Serious analysts of these issues talk about an adversary’s capabilities and do not use “cyber” as an adjective in front of every physical-world equivalent. Why? Because the means isn’t as important as the impact.
Take terrorism for example. Who is terrorized when terrorists or their sympathizers take down a web site? No one. What threat does a terrorist group that launches attacks that were new five years ago pose? Not much. Terrorists do a lot of things online, but fight well is not one of them. Nation-states have much more significant capabilities, but going back to an earlier point about espionage, they are having much more success exfiltrating data to risk destroying the source of said data. Exploiting your adversary’s networks and systems is this age’s neutron bomb; all the pesky people (and potential insurgents) are gone, all the goodies are left to plunder.
There is a reason why few in the kinetic war business take cyber war seriously: people don’t die (that might change soon enough for some), property is easily recovered, territory is not lost, and sovereignty is not threatened. One could argue that in the Estonia example a mode of operation was threatened, but certainly not their way of life or culture. Radovan Karadzic is in the Hague to face charges of war crimes; Dragan Vasiljkovic, who reportedly led Serbian cyber attacks while his colleagues conducted more visceral ones, is not exactly on the fast track for the gallows. I am fairly sure the widows of Srebrenica would have loved to have suffered at the hands of e-brigands vice the real sort.

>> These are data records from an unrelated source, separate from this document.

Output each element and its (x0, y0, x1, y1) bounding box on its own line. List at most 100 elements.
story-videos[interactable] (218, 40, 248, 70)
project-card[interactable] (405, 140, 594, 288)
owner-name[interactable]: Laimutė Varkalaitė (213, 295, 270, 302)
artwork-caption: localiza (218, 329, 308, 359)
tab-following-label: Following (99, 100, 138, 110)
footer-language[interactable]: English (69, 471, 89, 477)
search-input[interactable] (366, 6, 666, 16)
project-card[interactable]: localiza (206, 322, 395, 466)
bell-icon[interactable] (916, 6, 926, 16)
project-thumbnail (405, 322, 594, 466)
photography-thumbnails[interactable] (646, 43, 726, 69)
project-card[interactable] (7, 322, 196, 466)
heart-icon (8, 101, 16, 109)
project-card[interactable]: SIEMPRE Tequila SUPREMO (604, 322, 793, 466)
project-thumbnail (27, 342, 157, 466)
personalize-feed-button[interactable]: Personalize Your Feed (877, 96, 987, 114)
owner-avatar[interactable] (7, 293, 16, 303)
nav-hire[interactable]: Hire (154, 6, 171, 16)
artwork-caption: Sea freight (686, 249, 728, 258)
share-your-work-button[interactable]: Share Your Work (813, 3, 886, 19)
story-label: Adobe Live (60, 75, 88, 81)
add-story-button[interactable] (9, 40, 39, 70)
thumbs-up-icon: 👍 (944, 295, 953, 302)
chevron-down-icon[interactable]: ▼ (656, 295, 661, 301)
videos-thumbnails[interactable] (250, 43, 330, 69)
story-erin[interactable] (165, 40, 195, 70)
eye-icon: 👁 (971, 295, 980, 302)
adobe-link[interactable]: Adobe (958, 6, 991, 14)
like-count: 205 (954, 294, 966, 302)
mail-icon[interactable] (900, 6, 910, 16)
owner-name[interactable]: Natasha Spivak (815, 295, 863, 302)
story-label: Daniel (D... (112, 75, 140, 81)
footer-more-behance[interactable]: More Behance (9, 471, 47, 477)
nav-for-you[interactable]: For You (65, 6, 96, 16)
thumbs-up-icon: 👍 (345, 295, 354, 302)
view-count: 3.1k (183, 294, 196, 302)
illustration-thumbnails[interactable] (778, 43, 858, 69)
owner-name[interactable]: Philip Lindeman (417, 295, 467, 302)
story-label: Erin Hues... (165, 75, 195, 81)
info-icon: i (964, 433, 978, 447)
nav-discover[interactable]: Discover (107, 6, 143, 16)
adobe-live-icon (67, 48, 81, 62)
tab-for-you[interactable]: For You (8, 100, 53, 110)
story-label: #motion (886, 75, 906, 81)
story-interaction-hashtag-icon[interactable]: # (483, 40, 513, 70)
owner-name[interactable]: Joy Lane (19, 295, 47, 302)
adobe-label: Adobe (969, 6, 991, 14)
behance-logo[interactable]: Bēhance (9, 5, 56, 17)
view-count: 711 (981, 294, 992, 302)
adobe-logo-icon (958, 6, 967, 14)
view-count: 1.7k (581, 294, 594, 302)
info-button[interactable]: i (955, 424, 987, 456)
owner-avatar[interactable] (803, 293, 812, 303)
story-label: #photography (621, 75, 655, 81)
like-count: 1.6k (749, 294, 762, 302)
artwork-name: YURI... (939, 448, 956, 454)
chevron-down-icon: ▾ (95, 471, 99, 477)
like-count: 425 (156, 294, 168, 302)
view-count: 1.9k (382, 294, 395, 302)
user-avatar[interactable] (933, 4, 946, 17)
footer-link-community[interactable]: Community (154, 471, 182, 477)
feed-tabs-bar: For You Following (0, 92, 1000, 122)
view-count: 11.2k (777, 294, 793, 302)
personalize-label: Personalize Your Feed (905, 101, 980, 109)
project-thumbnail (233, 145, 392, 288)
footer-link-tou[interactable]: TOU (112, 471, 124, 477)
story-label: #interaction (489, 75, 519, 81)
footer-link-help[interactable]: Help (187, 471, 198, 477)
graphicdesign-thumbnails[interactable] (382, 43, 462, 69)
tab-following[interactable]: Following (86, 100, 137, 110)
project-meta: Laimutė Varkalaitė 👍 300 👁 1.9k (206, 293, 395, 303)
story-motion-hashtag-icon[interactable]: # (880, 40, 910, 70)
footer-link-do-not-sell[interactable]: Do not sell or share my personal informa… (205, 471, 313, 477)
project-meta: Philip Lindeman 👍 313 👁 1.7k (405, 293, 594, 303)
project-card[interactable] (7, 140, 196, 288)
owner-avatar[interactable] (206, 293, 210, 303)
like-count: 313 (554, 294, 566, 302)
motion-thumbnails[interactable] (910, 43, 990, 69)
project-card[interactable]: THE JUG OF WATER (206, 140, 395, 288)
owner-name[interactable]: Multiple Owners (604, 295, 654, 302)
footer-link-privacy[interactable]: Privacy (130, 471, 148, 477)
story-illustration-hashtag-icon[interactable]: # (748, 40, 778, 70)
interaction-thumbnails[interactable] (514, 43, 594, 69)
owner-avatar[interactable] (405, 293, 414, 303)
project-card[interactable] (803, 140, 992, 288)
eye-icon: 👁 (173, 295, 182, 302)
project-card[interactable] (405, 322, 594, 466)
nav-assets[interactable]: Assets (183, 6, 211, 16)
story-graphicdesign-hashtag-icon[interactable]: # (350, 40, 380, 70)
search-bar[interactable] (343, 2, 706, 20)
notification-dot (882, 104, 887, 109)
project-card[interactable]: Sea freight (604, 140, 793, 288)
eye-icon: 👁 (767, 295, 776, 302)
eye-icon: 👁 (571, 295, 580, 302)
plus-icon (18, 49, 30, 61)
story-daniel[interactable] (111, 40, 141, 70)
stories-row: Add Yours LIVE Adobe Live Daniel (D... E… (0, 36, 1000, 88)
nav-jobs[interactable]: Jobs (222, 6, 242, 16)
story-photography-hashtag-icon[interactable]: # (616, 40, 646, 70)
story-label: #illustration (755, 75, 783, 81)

In fact it is precisely this attitude that “it’s just data” that is the greatest hindrance to success in defending digital assets and having related disciplines taken seriously in a military context. No government official or corporate executive will admit it, but bits play second fiddle to hard assets. No amount of arguing about the nexus of the two, or how you can hardly use the latter without the former makes headway. It is why NIPRnet is consistently owned by various adversaries; why external viruses penetrate internal networks, and why millions of dollars worth of data can be traded illicitly over the ether largely without consequence. When those at the top don’t get it, the best we can hope for is re-action (to the next attack or embarrassment).
As a practitioner in this field for many years it is interesting to note the cycle of hype, spending, work and stagnation that occurs about every ten years. In all that time there has been no great leap forward in defense or security though attacks have gotten more sophisticated, diverse and powerful. Debating the need for an e-weapons proliferation scheme - as if one could regulate computer code as one does fissile material – is what passes for serious thought. There is also a strive to make all of this “new,” when in reality I can pull a nearly 30-year-old book off of my library shelf that documents the same sorts of events we are witnessing today.
Cyber space is a dangerous place, and it always has been, but we need to be preparing for war: period. Every conflict will have a cyber component too it; the next war will not be exclusively electronic. To steal a phrase from the Infantry: If they’re not there, you don’t own it. The Russia-Georgia “cyber war” is only an issue because the Russian Army is physically sitting in Georgia. Absent that, cyber war to date is largely just nationally-motivated digital graffiti.